Pynchon seems more interested in added parts. This interest is evident in his
early work--betwixt V. and CL--"The Secret Integration." In said story we find
the Slothrops and Carl Barrington, an "imaginary" friend and double of Carl
McAfee. Carl is made of junk and all the "possibilities turned away from." He
is a robot of ballistics theory, science and invention, and following V.
becomes Increasing an Abstraction and Increasing Inanimate, until he is
scattered and abandoned "to the old estate's other attenuated ghosts." Sort of
like our American Rocket Man!

Everything seems so out in the open, all of it is
              real, no plastic faces, not transistors, no hidden
              Muzak, or Disneyfied landscaping, or smiling little
              chicks to show you around.
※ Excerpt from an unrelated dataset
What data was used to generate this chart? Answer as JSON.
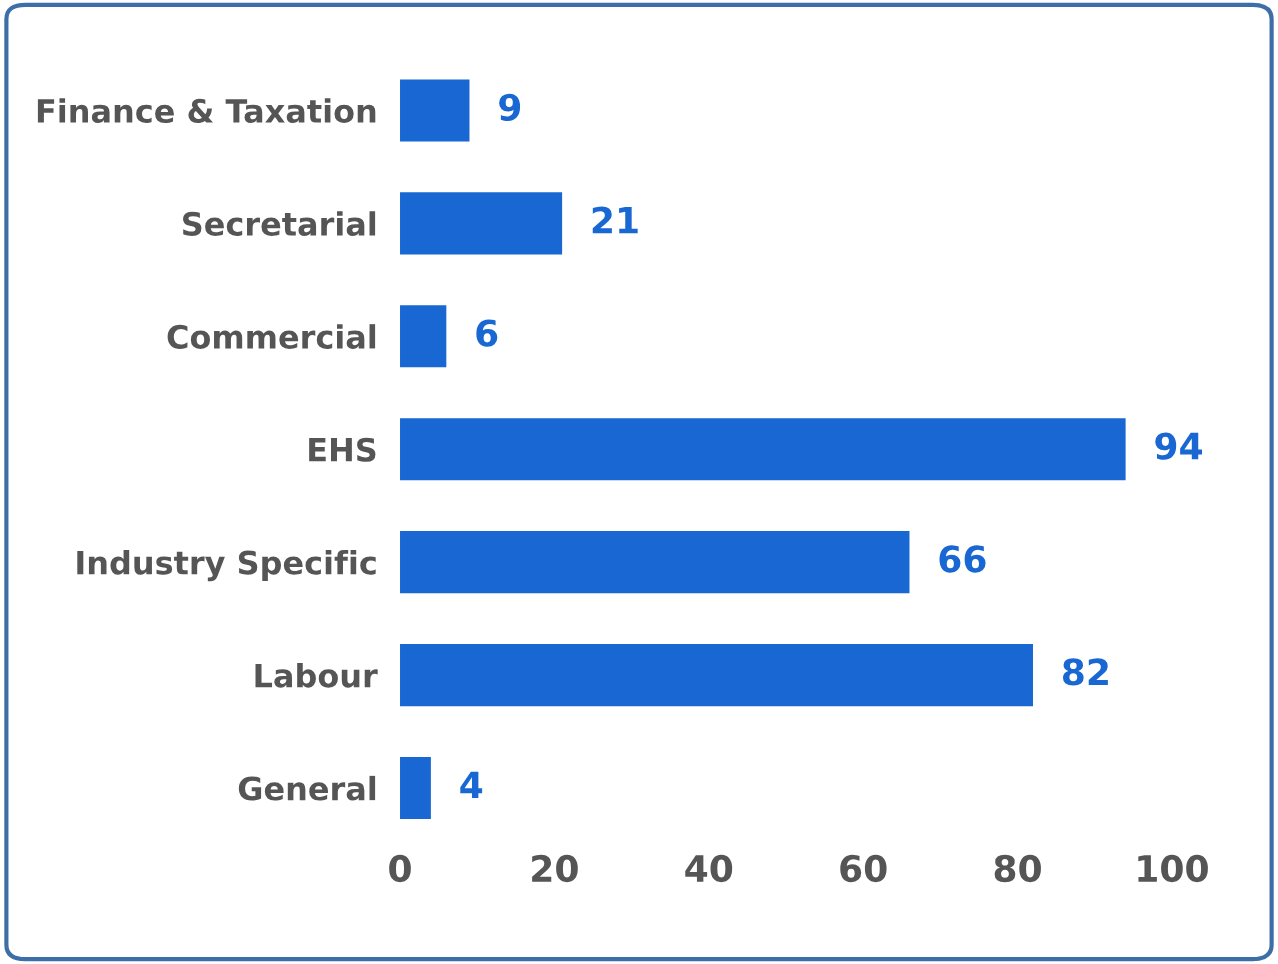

Not in Raceriotland.
              Only a few historic landmarks, like the police
              substation, one command post for the white forces
              last August, pigeons now thick and cooing up on its
              red-tiled roof. Or, on down the street, vacant lots,
              still looking charred around the edges, winking
              with emptied Tokay, port and sherry pints, some of
              the bottles peeking out of paper bags, others
              busted.

Along with theatrical and symphonic events, the
              festival also featured a roomful of sculptures
              fashioned entirely from found objects -- found,
              symbolically enough, and in the Simon Rodia
              tradition, among the wreckage the rioting had left.
              Exploiting textures of charred wood, twisted
              metal, fused glass, many of the works were fine,
              honest rebirths.
                In one corner was this old, busted, hollow TV
              set with a rabbit-ears antenna on top. Inside, where
              its picture tube should have been, gaping out with
              scorched wiring threaded like electronic ivy
              among its crevices and sockets, was a human skull.
              The name of the piece was "The Late, Late, Late
              Show."

              -- By Thomas Pynchon

Well if I only had a brain, heart, some courage and Home.